How does street wear influence your work wear designs for DKNY? Chow: "It's all about creating a system of dress that gets you through any and every situation. It's also about creating things that have a voice that relate to women and men alike."

"We tried to take the concept of what Donna did-how she revolutionized the way women dress specifically for work, and turning it on its head," says Chow. "Obviously, people in general work differently now than they did back in the '80s, and it was more about how the world has changed around this woman than how the woman has changed to fit into the world. So for us, it was really about taking those iconic ideas of a power suit, of power dressing, and paring it down with a classic, clean, white tee shirt-keeping the power in it, but stripped of the context, making it easy and versatile."
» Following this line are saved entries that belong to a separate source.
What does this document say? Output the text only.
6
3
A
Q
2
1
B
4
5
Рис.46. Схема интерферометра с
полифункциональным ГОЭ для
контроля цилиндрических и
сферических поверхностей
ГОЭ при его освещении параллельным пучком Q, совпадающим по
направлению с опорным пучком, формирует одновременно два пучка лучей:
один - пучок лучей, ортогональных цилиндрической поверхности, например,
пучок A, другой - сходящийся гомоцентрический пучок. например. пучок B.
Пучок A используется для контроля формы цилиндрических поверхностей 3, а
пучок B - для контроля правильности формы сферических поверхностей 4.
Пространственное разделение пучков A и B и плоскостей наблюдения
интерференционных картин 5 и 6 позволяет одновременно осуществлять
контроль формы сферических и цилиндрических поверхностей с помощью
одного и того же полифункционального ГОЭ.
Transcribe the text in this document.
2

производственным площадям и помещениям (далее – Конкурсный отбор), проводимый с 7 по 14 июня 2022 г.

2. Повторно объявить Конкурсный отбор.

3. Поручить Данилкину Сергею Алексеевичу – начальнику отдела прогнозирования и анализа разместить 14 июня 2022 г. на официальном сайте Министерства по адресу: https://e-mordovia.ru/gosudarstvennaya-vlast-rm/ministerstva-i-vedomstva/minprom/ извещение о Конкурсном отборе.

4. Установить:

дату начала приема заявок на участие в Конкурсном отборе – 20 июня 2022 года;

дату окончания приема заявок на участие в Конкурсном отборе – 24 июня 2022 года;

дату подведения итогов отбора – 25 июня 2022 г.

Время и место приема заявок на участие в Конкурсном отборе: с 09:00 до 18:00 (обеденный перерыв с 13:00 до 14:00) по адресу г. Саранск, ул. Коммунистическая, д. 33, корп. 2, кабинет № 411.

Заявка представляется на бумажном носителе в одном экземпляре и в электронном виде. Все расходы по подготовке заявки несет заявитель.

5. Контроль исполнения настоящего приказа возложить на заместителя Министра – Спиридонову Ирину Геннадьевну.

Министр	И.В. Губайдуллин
How do you source music for your runway soundtracks? Osborne: "We always want to create something new: a hybrid of what the sound is now and something that ties back to the theme of the show. We're fortunate enough to be able to work with musicians like Twin Shadow to score something completely original for our shows."

In addition to the partial hems, Chow and Osborne introduced a half-kilt style that could be layered over dresses, skirts and shirts. These playful inserts and additions serve to give workwear a personality while maintaining the ease of a kind of urban uniform.

Image: Indigital

"Those subtle and strategic cutouts represent the idea of missing pieces that will eventually get built. We looked at iconic shapes, and iconic textiles, and really combined those things all together and turned them on their heads," says Chow. "There's a new sense of attitude and spirit in this woman." This woman dresses appropriately but doesn't leave her identity at home when shuffling off to the office.

SHOP: DKNY clothing

Asked what interested them about taking over at DKNY, the two clearly expressed the label's urban orientation. "It was New York. No other brands can say that they own New York, but DKNY was quintessentially the perfect New York brand," says Chow. "We couldn't pass on that opportunity to be able to affect a brand we grew up with that shaped so much of our childhood."

"New York has been able to provide the most diverse background for us to witness real people and real lifestyles," says Chow. "We've also been inspired by this sort of lawlessness in New York City-the idea that if you have the drive and determination and the thought, then the infrastructure of the city will allow you to really move around and do anything you want, go anywhere you want. There are no boundaries here in New York."

A playful regard for the label's legacy and Gotham connection carried over into Chow and Osborne's Fall 2016 collection, where they riffed on DKNY's branding and use of its logo. Designs bore bracketed statements to "insert logo here." Sweatshirts played off the DKNY acronym with apothegms like "Designers Know Nothing Yet;" these shirts were often spotted on off-duty models at New York Fashion Week.

"We had been playing around with the idea of logos and how ubiquitous they've become," says Osborne. "We were poking fun at it all and obviously we have a huge history with using logos. So it was just a way to deconstruct it and put back together again, creating some new meanings for DKNY."

Creating newness around the established New York fashion label is a task Chow and Osborne are as ideally suited to as the pinstripe suit is to the workplace. And when that power suit is DKNY, well, now it's also a fun option for escaping into the urban jungle.